In the decade since the landslide student referendum during which the SPF was first approved, it has grown to become the largest fund of its kind in Canada, now valued at $980,000 per year.
In that time, the SPF has supported more than 215 projects, having allocated more than $8 million.
With its next 10 years in mind, the SPF hopes to inspire community members to embed sustainability into their work and academic lives.
Over $100,000 Big Wave funding stream supports transformative projects
The SPF is celebrating its 10 years by launching a new funding stream focused on enabling large-scale, transformative projects that have the goal of making McGill’s campuses a greener, more sustainable, healthier place to work, study, and live.
The Big Wave stream supports projects requiring between $100,000 and $400,000 dollars.
While the SPF has supported large-scale projects in the past, such as the Gault Nature Reserve Community Access project, the Big Wave stream will now allow project teams to receive funding for the planning and design of their projects.
The idea, the SPF Governance Council determined, is that for projects to truly transform McGill’s campuses, they need to be conceived with long-term sustainability in mind.
Greening Indoor McGill 2.0
The first SPF-funded project, launched shortly after the Fund itself in 2010, had a simple ask. For $330, the Apartment Gardens project would “give individuals on the downtown McGill campus an opportunity to have a small home garden, right in their window or on their balcony” by inviting members of the community to pick up leafy vegetable seedlings at the McGill Farmer’s Market for free.
A few years later, the Greening Indoor McGill team carried forward with a similar mentality, and worked to “promote the use of indoor plants to improve air quality and promote a healthy aesthetic through the greening of indoor environments for McGill faculty, staff, and students.”
As the SPF looks towards its next decade, it is first heading back to its roots. On October 24, the SPF, in partnership with SSMU, PGSS, and MCSS, will be distributing free houseplants to any McGill student, staff, or faculty with a vaild McGill ID.
Expanding the SPF’s vision for a socially and environmentally sustainable campus
While they all create small green spaces across McGill’s campuses, the indoor hydroponic garden towers at the heart of Gardens Inside 365 and Hydroponic McGill, and the spin bike zones that make up the Spin Bike Gardens also further social sustainability.
“Visitors are enthusiastic about the growth and progress the little plants make, and being greeted with budding plants is always a fun welcome,” Rachel Desjourdy, Access Advisor with the Office for Students with Disabilities, previously said of the garden towers.
The logic behind the indoor hydroponic garden towers, Desjourdy said, was to “create community, promote wellness and sustainability on campus.” In hosting workshops around the tower, whose grow lights help to combat the adverse effect of the lack of sunlight during the dark winter months, the project addresses social sustainability.
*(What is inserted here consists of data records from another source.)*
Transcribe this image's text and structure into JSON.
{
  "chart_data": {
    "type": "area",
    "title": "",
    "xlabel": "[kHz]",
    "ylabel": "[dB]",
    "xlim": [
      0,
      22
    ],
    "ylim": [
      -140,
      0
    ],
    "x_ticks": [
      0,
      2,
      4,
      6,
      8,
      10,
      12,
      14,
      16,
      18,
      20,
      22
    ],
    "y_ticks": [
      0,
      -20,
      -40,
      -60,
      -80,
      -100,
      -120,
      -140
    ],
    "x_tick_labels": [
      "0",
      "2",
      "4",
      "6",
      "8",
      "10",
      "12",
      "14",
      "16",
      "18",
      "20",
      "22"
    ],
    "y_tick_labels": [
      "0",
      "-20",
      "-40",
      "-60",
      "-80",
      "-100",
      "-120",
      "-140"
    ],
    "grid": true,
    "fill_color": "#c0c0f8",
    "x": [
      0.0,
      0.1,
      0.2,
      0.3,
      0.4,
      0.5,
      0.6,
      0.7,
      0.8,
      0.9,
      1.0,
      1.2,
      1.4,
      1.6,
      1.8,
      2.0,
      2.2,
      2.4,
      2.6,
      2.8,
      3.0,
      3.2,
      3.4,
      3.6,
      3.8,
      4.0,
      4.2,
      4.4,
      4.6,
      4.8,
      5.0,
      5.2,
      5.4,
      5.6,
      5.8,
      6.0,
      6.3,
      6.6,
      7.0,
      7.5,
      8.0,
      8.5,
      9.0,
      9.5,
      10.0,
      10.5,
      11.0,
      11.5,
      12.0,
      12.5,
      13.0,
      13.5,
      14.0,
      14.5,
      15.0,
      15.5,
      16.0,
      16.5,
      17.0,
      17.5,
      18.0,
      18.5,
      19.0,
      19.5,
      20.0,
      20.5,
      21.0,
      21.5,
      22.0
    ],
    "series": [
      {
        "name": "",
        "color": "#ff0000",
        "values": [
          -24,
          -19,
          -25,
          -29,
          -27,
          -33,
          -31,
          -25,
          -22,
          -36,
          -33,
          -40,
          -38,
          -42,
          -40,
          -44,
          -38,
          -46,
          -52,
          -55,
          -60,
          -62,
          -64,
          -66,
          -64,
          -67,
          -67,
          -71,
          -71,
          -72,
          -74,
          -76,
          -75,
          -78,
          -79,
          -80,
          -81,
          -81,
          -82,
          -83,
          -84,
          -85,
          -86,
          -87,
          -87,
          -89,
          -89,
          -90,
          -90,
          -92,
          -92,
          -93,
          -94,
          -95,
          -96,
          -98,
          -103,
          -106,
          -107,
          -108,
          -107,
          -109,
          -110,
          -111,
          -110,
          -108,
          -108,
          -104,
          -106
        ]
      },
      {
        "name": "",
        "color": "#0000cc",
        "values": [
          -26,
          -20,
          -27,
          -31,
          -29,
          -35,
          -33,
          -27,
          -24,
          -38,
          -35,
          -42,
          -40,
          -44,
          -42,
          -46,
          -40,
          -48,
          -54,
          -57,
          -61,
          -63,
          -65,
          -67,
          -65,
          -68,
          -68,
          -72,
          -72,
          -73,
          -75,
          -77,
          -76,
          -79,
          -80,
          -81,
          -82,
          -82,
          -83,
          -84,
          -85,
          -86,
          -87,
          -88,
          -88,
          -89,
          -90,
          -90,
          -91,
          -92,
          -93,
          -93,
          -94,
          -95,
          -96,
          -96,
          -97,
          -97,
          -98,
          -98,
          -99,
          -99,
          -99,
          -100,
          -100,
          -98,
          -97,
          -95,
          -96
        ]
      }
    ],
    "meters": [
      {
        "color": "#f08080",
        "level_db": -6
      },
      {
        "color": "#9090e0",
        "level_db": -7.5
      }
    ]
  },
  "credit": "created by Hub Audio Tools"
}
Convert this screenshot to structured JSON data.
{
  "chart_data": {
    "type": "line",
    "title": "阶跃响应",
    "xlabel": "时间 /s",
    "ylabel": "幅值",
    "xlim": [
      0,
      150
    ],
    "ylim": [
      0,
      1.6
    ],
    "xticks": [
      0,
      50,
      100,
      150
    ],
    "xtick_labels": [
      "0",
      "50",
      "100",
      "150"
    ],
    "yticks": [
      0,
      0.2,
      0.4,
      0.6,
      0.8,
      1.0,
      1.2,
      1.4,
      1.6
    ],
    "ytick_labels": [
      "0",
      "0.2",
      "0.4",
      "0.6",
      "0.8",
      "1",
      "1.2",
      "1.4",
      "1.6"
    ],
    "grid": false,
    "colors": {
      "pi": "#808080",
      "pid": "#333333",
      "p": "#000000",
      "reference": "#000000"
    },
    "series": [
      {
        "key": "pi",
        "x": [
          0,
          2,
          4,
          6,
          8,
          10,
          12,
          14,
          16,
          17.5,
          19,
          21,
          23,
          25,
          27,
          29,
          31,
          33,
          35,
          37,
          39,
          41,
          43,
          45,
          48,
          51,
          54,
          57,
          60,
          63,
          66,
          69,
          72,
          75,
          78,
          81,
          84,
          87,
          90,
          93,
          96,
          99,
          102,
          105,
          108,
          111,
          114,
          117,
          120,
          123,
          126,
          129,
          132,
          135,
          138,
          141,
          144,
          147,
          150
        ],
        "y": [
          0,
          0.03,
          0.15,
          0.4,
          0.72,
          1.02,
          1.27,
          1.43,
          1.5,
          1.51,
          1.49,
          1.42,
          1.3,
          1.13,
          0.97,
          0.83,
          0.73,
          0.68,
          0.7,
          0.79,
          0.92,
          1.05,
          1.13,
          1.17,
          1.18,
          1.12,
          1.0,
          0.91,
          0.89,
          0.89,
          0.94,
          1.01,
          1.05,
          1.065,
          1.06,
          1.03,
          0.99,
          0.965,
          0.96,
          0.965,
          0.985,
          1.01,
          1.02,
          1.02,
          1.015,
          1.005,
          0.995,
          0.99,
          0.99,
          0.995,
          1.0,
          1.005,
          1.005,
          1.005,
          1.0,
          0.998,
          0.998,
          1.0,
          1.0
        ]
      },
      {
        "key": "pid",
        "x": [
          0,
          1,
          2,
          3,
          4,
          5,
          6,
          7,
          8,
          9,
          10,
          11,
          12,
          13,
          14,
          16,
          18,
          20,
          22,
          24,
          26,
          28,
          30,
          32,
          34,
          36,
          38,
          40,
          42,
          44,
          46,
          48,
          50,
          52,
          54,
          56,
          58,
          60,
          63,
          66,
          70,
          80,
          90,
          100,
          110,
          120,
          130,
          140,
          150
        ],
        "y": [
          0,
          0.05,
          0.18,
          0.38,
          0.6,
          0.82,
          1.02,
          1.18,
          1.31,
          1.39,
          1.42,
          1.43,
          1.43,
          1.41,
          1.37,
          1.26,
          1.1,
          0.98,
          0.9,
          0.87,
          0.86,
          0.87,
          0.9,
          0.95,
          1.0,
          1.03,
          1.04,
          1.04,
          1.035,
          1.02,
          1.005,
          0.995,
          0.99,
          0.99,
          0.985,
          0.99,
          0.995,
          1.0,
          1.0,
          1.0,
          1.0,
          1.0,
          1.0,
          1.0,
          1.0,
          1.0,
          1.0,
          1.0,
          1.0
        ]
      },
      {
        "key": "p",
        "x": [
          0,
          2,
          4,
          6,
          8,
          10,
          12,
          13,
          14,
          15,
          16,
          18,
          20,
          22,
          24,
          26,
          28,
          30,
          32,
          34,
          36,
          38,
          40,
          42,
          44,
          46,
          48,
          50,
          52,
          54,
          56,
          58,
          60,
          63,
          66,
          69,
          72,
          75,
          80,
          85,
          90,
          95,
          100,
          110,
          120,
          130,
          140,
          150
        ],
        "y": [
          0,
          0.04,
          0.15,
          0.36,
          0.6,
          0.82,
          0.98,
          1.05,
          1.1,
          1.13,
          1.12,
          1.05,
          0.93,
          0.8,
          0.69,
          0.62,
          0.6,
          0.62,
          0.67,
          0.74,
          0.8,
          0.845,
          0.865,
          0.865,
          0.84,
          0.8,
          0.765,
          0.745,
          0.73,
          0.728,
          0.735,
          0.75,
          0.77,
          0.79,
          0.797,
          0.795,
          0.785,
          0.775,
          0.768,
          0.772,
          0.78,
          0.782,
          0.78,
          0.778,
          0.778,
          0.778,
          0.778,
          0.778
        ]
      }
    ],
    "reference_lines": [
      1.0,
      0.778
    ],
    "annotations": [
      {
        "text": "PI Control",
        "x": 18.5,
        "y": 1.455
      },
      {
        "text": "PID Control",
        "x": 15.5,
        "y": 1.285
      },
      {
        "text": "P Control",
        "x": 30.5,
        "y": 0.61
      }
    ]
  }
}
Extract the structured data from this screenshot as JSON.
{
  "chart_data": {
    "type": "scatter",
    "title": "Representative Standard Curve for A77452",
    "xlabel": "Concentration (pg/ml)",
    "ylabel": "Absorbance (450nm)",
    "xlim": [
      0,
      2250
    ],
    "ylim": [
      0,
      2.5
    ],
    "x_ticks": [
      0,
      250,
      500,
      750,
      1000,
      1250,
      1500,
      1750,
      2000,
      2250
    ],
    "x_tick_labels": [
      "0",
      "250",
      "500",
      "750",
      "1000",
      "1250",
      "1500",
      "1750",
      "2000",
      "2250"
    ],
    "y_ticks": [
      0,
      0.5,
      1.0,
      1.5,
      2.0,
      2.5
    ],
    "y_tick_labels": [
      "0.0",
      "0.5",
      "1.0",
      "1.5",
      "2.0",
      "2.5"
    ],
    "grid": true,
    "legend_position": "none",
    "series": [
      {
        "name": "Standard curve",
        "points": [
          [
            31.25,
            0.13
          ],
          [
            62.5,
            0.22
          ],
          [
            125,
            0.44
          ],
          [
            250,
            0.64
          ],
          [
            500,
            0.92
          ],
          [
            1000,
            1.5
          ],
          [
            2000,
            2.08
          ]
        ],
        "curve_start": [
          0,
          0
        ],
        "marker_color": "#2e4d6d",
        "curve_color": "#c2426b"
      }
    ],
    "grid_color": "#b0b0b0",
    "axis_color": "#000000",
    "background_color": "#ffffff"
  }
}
The Spin Bike Gardens similarly allow McGill community members to take mental and physical health breaks by providing them with centrally located silent spin bikes located in zones delineated by walls of plants.
“Whereas cardio normally requires an often unavailable 2-hour window taking into account travel and time to change, [the Spin Bike Gardens] will make it realistic for a user to jump on a nearby bike within a window of just 15 to 20 minutes,” the initial project application read.
To further the success of these projects, the SPF will be installing several more across campus. Any faculty, staff or student group who wishes to install a hydroponic garden tower or a Spin Bike Garden in their space is invited to express their interest by visiting mcgill.ca/sustainability/spf10.
The total number of towers and Spin Bike Gardens installed will be determined based on the amount of interest expressed by the McGill community.